Profile: Senior Jacob Levernier Takes Part in National Ethics Conference at West Point

Senior Jacob Levernier posed at the National Conference on Ethics in America at West Point. Photo Courtesy of Jacob Levernier

Jacob Levernier, a senior sociology major, served as the only delegate from USF to attend the National Conference on Ethics in America this past October. The National Conference on Ethics in America (NCEA) is an annual event hosted by the United States Military Academy held at West Point, NY. The U.S. Military class of 1970 sponsors this annual event. Levernier was one of the 150 national students chosen to represent more than 60 academic institutions from across the country.

This program tries to split the participants–50% civilian students and 50% military cadets–to discuss moral and ethical challenges that face society today. Essentially, the goal of the conference is to “challenge the delegates to think critically about relevant topics and to facilitate a dialogue that lays the groundwork for the delegates to build upon as they bring their ideas back to their colleges and universities,” according to the NCEA Conference website.
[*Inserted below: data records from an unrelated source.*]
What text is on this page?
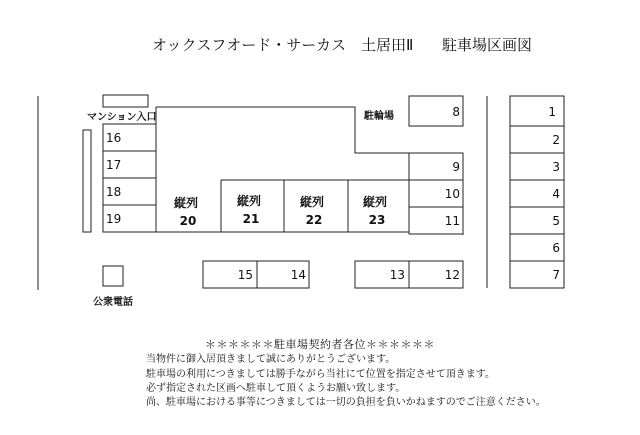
オックスフオード・サーカス　土居田Ⅱ 駐車場区画図
1
2
3
4
5
6
7
8
9
10
11
12
13
14
15
16
17
18
19
縦列
20
縦列
21
縦列
22
縦列
23
マンション入口	駐輪場
公衆電話
＊＊＊＊＊＊駐車場契約者各位＊＊＊＊＊＊
当物件に御入居頂きまして誠にありがとうございます。
駐車場の利用につきましては勝手ながら当社にて位置を指定させて頂きます。
必ず指定された区画へ駐車して頂くようお願い致します。
尚、駐車場における事等につきましては一切の負担を負いかねますのでご注意ください。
With lectures from reverends, Navy Seals, and military leaders, panel discussions and group discussions of about nine people led by military leaders, the conference met their goal.
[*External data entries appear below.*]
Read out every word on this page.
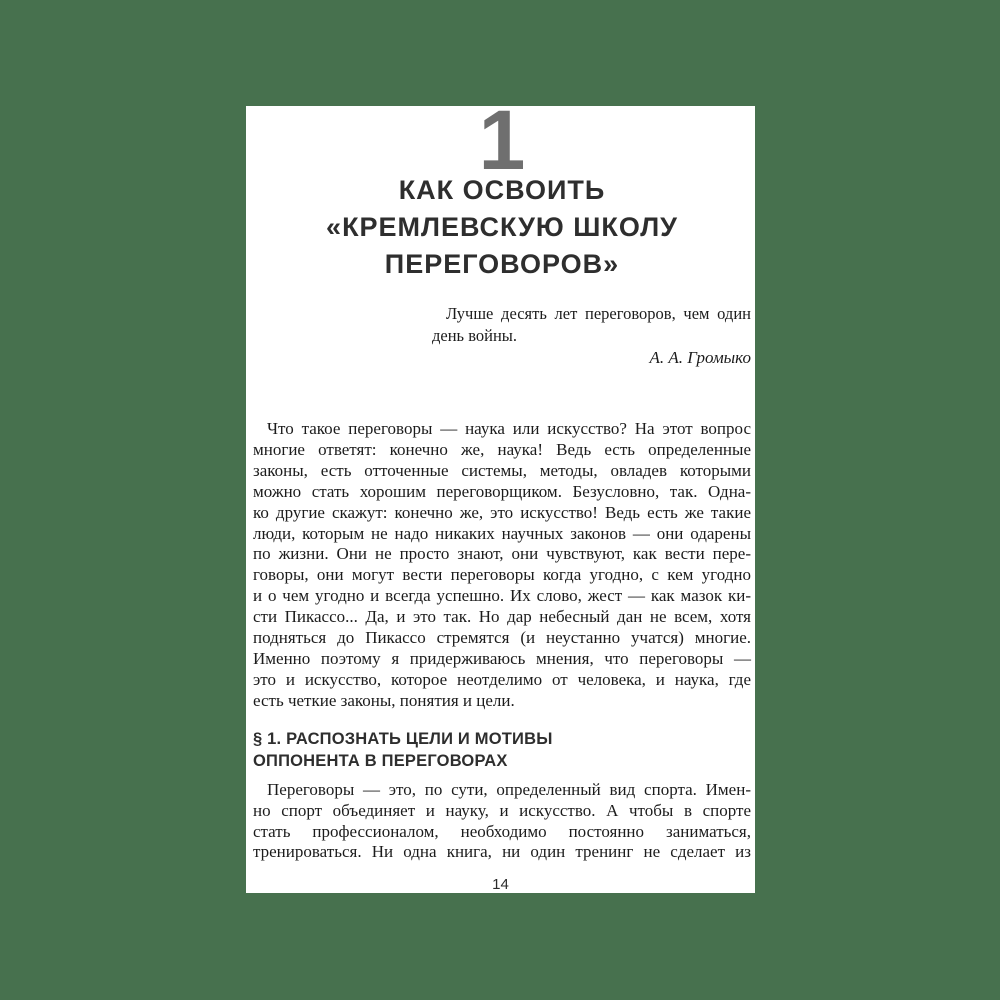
1
КАК ОСВОИТЬ
«КРЕМЛЕВСКУЮ ШКОЛУ
ПЕРЕГОВОРОВ»
Лучше десять лет переговоров, чем один
день войны.
А. А. Громыко
Что такое переговоры — наука или искусство? На этот вопрос
многие ответят: конечно же, наука! Ведь есть определенные
законы, есть отточенные системы, методы, овладев которыми
можно стать хорошим переговорщиком. Безусловно, так. Одна-
ко другие скажут: конечно же, это искусство! Ведь есть же такие
люди, которым не надо никаких научных законов — они одарены
по жизни. Они не просто знают, они чувствуют, как вести пере-
говоры, они могут вести переговоры когда угодно, с кем угодно
и о чем угодно и всегда успешно. Их слово, жест — как мазок ки-
сти Пикассо... Да, и это так. Но дар небесный дан не всем, хотя
подняться до Пикассо стремятся (и неустанно учатся) многие.
Именно поэтому я придерживаюсь мнения, что переговоры —
это и искусство, которое неотделимо от человека, и наука, где
есть четкие законы, понятия и цели.
§ 1. РАСПОЗНАТЬ ЦЕЛИ И МОТИВЫ
ОППОНЕНТА В ПЕРЕГОВОРАХ
Переговоры — это, по сути, определенный вид спорта. Имен-
но спорт объединяет и науку, и искусство. А чтобы в спорте
стать профессионалом, необходимо постоянно заниматься,
тренироваться. Ни одна книга, ни один тренинг не сделает из
14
For Levernier, he says, “Ethics is fundamentally trying to answer the question of how to live my life, what’s right to say.” In fact, at the conference, Levernier discussed various issues ranging from bioethics to university standards. For him, the conference allowed “for students to engage in dialogue around ethical issues following what my definition of ethics would be.”
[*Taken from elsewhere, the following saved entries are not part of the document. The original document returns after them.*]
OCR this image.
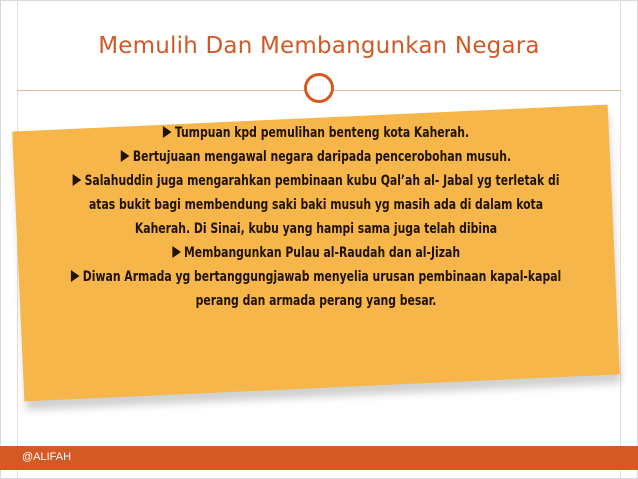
Memulih Dan Membangunkan Negara

Tumpuan kpd pemulihan benteng kota Kaherah.

Bertujuaan mengawal negara daripada pencerobohan musuh.

Salahuddin juga mengarahkan pembinaan kubu Qal’ah al- Jabal yg terletak di
atas bukit bagi membendung saki baki musuh yg masih ada di dalam kota
Kaherah. Di Sinai, kubu yang hampi sama juga telah dibina

Membangunkan Pulau al-Raudah dan al-Jizah

Diwan Armada yg bertanggungjawab menyelia urusan pembinaan kapal-kapal
perang dan armada perang yang besar.

@ALIFAH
While he stayed at West Point for four nights, Levernier stayed in the barracks with two cadets that were hosting him. From the rooming experience, Levernier discovered that it was “just as educational for me as the conference itself. These are people who are living very different lifestyles than students here.”

Usually, the students have a 21-unit course load focused on engineering and comprehension. Throughout their entire college years, they can only have room for three or four electives. On top of that, they only get about 4 to 5 hours of sleep with military training included. Every day they must wake up at 6:30 for morning inspection.

“They have a large responsibility that is connected to real-world consequences and is also bound by an ethics code which is written in a slab of black granite in the center of campus: ‘I will not lie, cheat, or steal, or tolerate anyone who does.’” If indeed any one of these students were to go against this commandment, they would face expulsion. Obviously, he implies, these students make excellent role models.

Ethics originates from the early Greeks, from the days of Aristotle who taught that ethics is a search for happiness. Indeed, the ultimate end goal for humanity is happiness. Levernier describes Aristotle’s viewpoint and applies it to USF. “I think it is very important for USF. This follows from Aristotle’s ethics. Aristotle says it is vital to recognize who your mentors are and who you respect in your life and then try very conscientiously to be like them.”

From his experiences at the conference, Levernier has some suggestions for the university. From the notes that he gave to the Associate Dean, he stated that we could engage in issues that are morally charged, such as the overnight guest policy.

As for school spirit, Levernier proposes, “one thing we can have in common is to define what we want to look towards or be like. Basically, rethink what we are doing as a student community.”

Aristotle says, “Happiness is the meaning and the purpose of life, the whole aim and end of human existence.”

Levernier takes on this belief and adds, “Ultimately we all want to be happy, that’s why we’re here. Talking about whom we want to be and our communal fears is like exercise. It helps us towards the state of being happy. The first weight you lift is going to hurt, but it will get easier with time.”

As for his goals concerning ethics, Levernier declares, “I hope that I can give this back to the student community following my experience at the conference—reframing the idea of ethics until it becomes a point around which we can gather and talk and from which we can grow the university.”